With respect to the issue of whether a referee's hearing is required, the relevant statutes clearly grant the appointing court the prerogative and authority to limit the powers of the referee.
CPLR 4311 provides:
R 4311. Order of reference.
An order of reference shall direct the referee to determine the entire action or specific issues, to report issues, to perform particular acts, or to receive and report evidence only. It may specify or limit the powers of the referee and the time for filing his report and may fix a time and place for the hearing.. ( emphasis supplied ).
CPLR 4313 provides:
R 4313. Notice.
Except where the reference is to a judicial hearing officer or a special referee, upon the entry of an order of reference, the clerk shall send a copy of the order to
the referee. Unless the order of reference otherwise provides , the referee shall forthwith notify the parties of a time and place for the first hearing to be held within twenty days after the date of the order or shall forthwith notify the court that he declines to serve ( emphasis supplied ).

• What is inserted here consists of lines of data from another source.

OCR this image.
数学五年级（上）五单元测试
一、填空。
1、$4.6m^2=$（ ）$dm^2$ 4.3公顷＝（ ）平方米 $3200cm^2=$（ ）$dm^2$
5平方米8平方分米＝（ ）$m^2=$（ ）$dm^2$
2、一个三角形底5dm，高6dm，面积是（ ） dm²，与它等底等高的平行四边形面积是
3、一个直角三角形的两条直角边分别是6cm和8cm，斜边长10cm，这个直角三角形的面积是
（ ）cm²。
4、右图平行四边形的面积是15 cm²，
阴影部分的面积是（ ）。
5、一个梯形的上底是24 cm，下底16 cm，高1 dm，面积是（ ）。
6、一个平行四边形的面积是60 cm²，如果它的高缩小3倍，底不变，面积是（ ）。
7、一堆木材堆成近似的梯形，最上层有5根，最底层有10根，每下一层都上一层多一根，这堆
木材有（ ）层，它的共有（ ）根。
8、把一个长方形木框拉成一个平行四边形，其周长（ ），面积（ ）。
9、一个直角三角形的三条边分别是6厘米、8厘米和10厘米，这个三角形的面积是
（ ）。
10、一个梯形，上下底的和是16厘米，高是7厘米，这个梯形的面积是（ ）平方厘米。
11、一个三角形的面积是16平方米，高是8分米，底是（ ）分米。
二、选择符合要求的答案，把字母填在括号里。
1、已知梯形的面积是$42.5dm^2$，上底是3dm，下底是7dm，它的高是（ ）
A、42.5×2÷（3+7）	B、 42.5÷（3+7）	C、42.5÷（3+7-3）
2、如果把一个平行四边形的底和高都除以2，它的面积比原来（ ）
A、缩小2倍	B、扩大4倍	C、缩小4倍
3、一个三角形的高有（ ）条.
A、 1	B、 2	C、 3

Relevant therefore are these statutory pronouncements that an order of reference may specify or limit the powers of the referee. "A referee has no power beyond that limited in the order of reference." (L.H. Feder Corp., v. Bozkurtian, 48 AD2d 701, 368 NYS2d 247 (2nd Dept., 1975) citing In re Starr, 245 AD 5, 289 NYS 753 (2nd Dept., 1935)) and his duty in a foreclosure action is purely ministerial with the referee deemed a ministerial officer bound to follow precisely the provisions of the order of appointment (see O'Brien v. Spitzer, 24 AD3d 9, 802 NYS2d 737 (2nd Dept., 2005), reversed on other grounds, 7 NY3d 239, 818 NYS2d 844 (2006)). Decisions dating to 1853 confirm a court's authority to limit a referee's duties as evidenced in McCracken v. Valentine, 9 NY 42, 9 NYS42 (1853) wherein the court ruled: "where an order of reference is expressly limited to the subject of payments due on the mortgage obligation, the referee has no discretion and is bound to pursue only the directions contained in the decree."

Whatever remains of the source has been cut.